Memory collapse when running the code in models/research/learned_optimizer

tensorflow / models

Models and examples built with TensorFlow

Other

76.97k stars 45.79k forks source link

Memory collapse when running the code in models/research/learned_optimizer #7937

Closed djycn closed 4 years ago

djycn commented 4 years ago

When running the code in models/research/learned_optiizer folder we encounter the problem of out of memory when trying to train the HierarchicalRNN optimizer on the problem ConvNet(it is defined as the same in problems_generator.py by default) with mnist as the dataset. In the training iterations, the beginning step is fine but dramatically went out of memory after a few steps. Our GPU device is RTX 2080ti with 11 gigabytes graphical memory and computer memory is 32 gigabytes.

This memory collapse dates back to the while_loop operation leading to a memory usage increment with iterations in trainable_optimizer.py in line 354. Besides, if the swap_memory in the while_loop is set True, it will consume all the CPU memory. However, due to the static graph that TensorFlow is based on, the memory usage couldn't possibly increase after the graph is built and finalized.

Can anyone care to help us with result this?

tensorflowbutler commented 4 years ago

Thank you for your post. We noticed you have not filled out the following field in the issue template. Could you update them if they are relevant in your case, or leave them as N/A? Thanks. What is the top-level directory of the model you are using Have I written custom code OS Platform and Distribution TensorFlow installed from TensorFlow version Bazel version CUDA/cuDNN version GPU model and memory Exact command to reproduce

djycn commented 4 years ago

model directory is tensorflow/models/research/learned_optimizer The platform is ubuntu 18.04 tensorflow version v1.13.1 installed from conda bazel version N/A cuda/cudnn 10.0/7.3.1 GPU RTX2080ti 11g command python metarun.py --use_second_derivatives=False

nirum commented 4 years ago

These kinds of memory issues are always a problem.

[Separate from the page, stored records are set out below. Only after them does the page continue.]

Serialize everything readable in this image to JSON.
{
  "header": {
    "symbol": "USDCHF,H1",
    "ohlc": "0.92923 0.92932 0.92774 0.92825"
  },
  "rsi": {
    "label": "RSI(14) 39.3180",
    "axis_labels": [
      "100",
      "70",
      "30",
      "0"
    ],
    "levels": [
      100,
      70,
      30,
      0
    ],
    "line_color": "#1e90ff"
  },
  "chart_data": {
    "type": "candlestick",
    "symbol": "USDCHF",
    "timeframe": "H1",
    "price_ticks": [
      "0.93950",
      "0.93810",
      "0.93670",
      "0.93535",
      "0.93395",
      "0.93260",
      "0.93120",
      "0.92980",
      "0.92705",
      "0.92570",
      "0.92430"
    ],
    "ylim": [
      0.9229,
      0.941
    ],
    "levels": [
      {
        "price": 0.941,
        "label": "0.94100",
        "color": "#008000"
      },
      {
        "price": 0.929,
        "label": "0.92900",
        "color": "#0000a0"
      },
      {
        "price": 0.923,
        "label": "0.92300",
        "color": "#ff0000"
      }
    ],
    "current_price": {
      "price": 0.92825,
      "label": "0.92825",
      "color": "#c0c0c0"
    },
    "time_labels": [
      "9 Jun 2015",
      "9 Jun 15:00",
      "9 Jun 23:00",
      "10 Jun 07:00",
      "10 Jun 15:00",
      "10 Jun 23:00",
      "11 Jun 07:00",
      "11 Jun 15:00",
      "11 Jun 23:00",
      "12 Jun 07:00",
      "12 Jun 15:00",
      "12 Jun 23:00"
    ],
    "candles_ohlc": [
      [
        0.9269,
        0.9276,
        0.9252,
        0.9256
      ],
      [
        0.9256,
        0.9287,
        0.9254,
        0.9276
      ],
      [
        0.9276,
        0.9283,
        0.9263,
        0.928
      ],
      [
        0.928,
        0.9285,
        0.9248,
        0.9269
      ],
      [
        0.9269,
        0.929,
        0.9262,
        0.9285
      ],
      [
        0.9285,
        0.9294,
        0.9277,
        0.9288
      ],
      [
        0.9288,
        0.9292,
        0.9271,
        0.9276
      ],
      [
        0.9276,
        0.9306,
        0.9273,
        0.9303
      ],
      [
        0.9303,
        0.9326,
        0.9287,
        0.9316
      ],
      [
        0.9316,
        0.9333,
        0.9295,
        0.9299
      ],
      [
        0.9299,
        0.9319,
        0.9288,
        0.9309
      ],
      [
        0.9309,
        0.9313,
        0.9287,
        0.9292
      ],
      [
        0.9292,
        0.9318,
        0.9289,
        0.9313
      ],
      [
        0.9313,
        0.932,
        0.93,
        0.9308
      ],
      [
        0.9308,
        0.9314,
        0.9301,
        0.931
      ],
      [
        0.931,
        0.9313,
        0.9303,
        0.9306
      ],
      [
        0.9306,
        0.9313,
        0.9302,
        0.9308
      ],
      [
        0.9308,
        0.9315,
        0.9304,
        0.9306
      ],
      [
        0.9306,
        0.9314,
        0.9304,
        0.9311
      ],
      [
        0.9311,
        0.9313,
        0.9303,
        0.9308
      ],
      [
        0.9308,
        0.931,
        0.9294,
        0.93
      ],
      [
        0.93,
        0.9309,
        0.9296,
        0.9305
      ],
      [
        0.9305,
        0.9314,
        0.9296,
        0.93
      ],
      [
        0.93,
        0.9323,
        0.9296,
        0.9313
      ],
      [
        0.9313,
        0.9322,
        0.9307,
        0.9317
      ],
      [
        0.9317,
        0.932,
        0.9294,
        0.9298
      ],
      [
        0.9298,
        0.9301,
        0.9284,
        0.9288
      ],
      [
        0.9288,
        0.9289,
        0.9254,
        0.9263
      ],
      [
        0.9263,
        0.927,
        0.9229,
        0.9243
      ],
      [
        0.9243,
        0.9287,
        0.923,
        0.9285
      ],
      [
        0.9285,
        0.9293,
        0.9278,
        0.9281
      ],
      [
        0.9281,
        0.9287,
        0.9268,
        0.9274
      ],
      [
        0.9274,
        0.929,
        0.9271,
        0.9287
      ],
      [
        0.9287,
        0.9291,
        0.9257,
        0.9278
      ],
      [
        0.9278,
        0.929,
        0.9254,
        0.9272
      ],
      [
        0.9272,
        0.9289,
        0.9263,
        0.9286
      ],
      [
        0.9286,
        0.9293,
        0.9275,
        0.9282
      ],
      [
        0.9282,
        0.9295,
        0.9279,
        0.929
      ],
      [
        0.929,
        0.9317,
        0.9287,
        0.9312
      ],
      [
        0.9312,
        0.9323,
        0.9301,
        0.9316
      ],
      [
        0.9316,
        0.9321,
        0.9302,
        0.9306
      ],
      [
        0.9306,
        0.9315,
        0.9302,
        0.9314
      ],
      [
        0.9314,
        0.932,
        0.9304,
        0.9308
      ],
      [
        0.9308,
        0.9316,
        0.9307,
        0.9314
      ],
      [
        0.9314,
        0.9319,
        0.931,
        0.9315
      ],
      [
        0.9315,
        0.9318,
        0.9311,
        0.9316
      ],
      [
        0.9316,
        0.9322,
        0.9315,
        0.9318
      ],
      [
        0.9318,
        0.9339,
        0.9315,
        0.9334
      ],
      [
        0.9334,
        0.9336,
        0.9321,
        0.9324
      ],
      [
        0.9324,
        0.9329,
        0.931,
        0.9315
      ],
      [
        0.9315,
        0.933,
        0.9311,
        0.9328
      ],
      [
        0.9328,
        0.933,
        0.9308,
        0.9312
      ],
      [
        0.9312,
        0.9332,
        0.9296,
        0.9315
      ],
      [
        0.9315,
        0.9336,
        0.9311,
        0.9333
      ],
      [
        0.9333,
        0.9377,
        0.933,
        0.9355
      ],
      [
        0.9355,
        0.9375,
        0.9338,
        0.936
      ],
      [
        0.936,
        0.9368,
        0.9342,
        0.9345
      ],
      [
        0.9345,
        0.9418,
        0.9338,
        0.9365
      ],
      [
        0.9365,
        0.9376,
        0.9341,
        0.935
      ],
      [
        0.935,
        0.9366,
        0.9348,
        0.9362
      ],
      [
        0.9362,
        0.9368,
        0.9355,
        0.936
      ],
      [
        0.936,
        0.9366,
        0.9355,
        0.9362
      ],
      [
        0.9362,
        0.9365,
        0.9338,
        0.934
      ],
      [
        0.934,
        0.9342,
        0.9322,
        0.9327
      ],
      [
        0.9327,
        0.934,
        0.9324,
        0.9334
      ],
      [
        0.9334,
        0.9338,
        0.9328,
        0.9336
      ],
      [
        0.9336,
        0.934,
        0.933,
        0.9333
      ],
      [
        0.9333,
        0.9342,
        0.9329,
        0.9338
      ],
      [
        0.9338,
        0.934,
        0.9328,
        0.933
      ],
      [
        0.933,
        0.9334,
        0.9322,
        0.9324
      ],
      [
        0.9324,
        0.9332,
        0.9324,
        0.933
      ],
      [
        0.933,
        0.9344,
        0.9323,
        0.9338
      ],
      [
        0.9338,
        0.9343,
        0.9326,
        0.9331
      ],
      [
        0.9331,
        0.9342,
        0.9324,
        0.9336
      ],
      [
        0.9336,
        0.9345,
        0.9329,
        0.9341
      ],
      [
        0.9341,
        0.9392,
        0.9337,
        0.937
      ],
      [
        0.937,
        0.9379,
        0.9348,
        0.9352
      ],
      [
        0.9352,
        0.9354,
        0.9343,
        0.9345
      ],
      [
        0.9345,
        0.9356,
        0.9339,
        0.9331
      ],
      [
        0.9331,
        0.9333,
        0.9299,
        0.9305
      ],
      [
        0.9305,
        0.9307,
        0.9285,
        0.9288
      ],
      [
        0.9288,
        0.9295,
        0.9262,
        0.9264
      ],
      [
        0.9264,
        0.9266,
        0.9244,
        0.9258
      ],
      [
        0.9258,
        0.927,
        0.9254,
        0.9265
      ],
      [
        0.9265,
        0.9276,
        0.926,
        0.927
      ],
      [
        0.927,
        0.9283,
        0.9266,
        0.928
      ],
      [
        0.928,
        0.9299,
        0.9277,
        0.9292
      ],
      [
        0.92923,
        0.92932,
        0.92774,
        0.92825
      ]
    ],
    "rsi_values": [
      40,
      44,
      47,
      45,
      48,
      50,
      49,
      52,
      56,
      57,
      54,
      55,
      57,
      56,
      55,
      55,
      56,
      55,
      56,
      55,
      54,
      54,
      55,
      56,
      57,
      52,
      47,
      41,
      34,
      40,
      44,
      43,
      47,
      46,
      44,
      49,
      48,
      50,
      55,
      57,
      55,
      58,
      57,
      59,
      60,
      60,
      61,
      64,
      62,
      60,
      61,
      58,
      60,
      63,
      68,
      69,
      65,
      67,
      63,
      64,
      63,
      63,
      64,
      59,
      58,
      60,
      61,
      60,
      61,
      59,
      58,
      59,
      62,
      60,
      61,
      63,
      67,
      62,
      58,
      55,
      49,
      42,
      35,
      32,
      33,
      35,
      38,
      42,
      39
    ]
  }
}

When training learned optimizers using gradient based optimization, there is always this tension between the length of the unroll (number of steps used in the inner training loop) and the amount of memory. The longer the unroll, the more memory you need, because you need to backpropagate through the unrolled optimization process.

To mitigate this, you can either: use short unrolls (just a few inner training steps), or use a method for training that does not use gradients (that is, use gradient-free optimization methods to train the optimizer). For example, you can use something like Evolutionary Strategies (ES) to train learned optimizers in a more memory efficient way (https://arxiv.org/abs/1810.10180).

Unfortunately, we are no longer providing maintenance/support for this specific project. As you can imagine, if we supported all previous research projects we would quickly run out of time to do new research :)